No começo da pandemia, foi preciso, de uma hora para a outra, sair das nossas vidas normais e rotineiras para entrar em um estado de confinamento e um home office sem fim. A COVID-19 suspendeu lançamentos, campanhas e eventos — e, com isso, nossas equipes tiveram de virar chaves rapidamente e repensar as maneiras de se conectar com as pessoas em um momento sem precedentes.

Mais do que trabalhar remotamente, estamos aprendendo muito nesse momento que continua nos desafiando. Aprendemos sobre nós mesmos, nossas equipes e o que podemos alcançar quando nos esforçamos juntos. O que me impressionou mais, algo que colocou meus pés no chão, foi ver as equipes do Google se mobilizando para ajudar as pessoas ao longo do último ano. Isso causou um impacto profundo não apenas no trabalho, mas também na maneira como vamos trabalhar com marketing no futuro. Aqui vão algumas das lições que guardo comigo daqui para a frente.

 

Tivemos muitas ideias ótimas nas primeiras semanas da pandemia, mas logo nos demos conta de que apenas lançar um punhado de coisas não ajudaria muito.

Seja você mesmo

O Google sempre teve como princípio ajudar as pessoas, em grandes ou pequenos momentos.

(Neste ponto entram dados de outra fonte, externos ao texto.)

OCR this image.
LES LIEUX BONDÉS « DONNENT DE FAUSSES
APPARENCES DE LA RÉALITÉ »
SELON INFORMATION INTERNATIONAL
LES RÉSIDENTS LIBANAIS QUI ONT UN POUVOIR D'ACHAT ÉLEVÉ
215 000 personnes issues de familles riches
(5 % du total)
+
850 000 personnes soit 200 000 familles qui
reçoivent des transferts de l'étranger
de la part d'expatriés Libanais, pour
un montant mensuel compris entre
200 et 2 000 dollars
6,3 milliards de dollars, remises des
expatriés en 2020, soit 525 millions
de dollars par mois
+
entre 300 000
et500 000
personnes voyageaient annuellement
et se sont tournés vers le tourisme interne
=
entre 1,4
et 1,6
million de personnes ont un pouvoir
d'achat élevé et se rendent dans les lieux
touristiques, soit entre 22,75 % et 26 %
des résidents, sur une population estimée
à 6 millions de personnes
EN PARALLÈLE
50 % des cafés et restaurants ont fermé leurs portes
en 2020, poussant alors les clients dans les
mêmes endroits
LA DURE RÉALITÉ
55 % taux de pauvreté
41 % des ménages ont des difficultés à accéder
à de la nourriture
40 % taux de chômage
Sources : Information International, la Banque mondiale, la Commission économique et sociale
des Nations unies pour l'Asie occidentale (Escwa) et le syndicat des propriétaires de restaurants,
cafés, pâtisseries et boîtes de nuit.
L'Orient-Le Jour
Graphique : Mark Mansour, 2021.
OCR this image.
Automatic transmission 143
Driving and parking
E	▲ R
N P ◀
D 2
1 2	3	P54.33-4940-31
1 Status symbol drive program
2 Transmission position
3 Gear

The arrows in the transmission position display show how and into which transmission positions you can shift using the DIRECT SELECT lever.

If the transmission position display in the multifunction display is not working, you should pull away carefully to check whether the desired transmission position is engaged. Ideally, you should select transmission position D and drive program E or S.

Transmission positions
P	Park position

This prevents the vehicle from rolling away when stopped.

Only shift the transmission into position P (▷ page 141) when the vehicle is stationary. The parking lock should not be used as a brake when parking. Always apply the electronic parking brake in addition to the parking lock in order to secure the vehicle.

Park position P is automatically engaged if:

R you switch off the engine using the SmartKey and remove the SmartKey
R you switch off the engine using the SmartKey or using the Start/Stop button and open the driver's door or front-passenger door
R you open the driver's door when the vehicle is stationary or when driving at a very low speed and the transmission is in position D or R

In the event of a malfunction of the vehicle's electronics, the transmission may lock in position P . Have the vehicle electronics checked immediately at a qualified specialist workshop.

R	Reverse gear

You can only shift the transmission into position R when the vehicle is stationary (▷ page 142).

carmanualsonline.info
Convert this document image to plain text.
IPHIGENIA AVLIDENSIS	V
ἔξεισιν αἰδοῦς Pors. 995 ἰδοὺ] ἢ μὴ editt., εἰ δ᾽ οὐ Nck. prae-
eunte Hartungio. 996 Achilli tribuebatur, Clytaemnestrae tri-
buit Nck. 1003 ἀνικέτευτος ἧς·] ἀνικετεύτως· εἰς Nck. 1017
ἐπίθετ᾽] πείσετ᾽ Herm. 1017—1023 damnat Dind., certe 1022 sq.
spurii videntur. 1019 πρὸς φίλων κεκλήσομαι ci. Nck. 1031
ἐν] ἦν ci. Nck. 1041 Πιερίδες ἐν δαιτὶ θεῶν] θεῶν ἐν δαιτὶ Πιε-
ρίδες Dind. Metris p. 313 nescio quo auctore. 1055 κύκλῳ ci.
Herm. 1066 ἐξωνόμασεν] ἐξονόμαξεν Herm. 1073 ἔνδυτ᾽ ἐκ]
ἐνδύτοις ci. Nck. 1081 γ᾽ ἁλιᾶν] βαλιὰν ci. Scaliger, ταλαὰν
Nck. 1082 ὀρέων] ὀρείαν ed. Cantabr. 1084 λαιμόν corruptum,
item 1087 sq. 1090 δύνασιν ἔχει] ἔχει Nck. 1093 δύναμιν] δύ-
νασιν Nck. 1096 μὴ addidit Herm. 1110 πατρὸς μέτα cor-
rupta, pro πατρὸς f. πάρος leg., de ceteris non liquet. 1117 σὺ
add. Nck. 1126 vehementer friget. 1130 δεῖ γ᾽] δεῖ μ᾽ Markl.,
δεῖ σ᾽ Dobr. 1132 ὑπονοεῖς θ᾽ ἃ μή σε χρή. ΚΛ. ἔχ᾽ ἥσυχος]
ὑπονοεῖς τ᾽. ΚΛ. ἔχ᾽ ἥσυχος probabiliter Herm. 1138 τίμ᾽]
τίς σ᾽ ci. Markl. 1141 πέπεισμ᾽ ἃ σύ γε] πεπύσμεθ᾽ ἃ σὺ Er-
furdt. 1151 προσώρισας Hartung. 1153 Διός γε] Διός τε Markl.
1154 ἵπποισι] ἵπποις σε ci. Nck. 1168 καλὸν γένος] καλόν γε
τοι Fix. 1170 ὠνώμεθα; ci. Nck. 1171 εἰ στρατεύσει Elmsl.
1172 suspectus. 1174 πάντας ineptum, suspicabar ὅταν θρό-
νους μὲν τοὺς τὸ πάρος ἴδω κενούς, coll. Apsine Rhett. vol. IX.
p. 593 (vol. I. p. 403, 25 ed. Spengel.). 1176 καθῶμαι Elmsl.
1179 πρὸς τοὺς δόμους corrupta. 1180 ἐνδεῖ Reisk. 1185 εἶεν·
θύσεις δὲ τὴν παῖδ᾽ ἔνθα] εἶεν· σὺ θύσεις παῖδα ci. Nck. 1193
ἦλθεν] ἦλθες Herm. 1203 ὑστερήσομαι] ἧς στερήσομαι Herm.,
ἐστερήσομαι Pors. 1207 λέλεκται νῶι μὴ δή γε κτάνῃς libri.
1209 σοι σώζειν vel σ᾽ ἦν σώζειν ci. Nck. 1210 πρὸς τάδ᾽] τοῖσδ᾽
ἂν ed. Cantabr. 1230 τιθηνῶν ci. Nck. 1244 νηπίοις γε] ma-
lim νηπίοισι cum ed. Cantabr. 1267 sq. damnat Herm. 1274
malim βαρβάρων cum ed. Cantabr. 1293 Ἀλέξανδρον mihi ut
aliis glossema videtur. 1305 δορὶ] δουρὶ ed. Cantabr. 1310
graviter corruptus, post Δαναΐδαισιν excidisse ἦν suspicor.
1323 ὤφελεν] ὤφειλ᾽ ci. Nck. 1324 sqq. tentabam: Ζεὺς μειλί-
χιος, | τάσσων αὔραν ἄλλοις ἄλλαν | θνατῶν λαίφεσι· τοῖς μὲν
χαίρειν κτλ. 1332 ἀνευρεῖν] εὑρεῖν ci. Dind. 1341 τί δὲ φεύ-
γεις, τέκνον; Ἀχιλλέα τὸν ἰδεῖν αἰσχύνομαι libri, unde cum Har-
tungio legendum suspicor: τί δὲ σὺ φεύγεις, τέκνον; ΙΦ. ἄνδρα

A pandemia tem marcado a vida de todos, e nós precisávamos dar suporte. Para nós, isso significa fornecer informação útil e de confiança, rapidamente. Tivemos muitas ideias ótimas nas primeiras semanas da pandemia, mas logo nos demos conta de que apenas lançar um punhado de coisas não ajudaria muito. Ao invés disso, focamos naquilo que poderia agregar mais valor às pessoas: mantivemos o foco na agilidade e determinação para trazer mais ajuda.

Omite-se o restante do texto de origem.